Toucher un public plus large de manière originale, drôle et directe : le numérique semble être la clé d’une médiation réussie. Pourtant, attention aux fausses bonnes idées ! « Un chercheur qui veut se jeter à l’eau doit tout de même travailler avec des professionnels de la communication, de la vidéo ou avec des outils déjà existants, précise Julien Bobroff. Même avec le meilleur contenu du monde, un site ou un film moche n’aura aucune visibilité. »

Autre écueil à éviter : tous les outils du numérique ne sont pas forcément adaptés à la médiation scientifique. C’est notamment le cas de Twitter, selon Sylvain Deville, l’un des premiers chercheurs français à s’être inscrit sur le réseau.
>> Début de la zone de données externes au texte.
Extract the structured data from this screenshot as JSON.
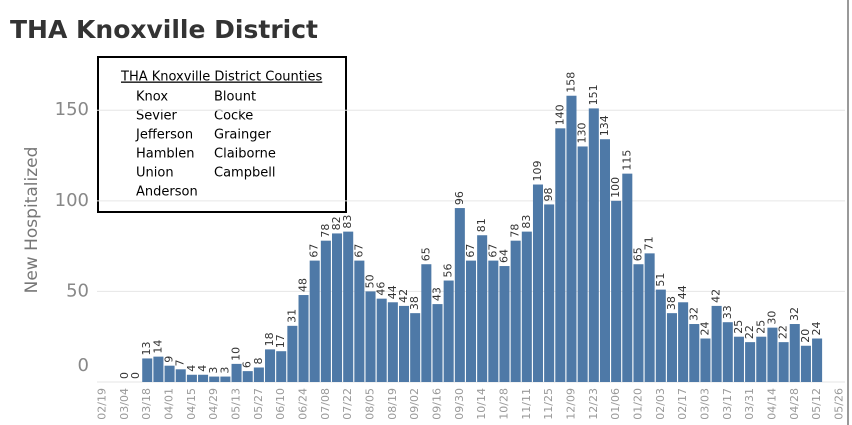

Difficile en effet de faire passer un concept en 140 signes… Pour lui, l’intérêt principal de Twitter est la mise en relation des scientifiques. « C’est la plus grande conférence scientifique mondiale ! Elle a lieu n’importe où et à n’importe quelle heure », résume le chercheur en sciences des matériaux.

L’art difficile de la synthèse

« Twitter permet d’avoir des débats en profondeur avec presque l’ensemble de la communauté scientifique parfois, même sur un ton léger », explique Sylvain Deville, ajoutant que le réseau permet tout de même de montrer au grand public le fonctionnement de la recherche, « que nous ne sommes pas que des blouses blanches isolées dans nos labos », s’amuse-t-il.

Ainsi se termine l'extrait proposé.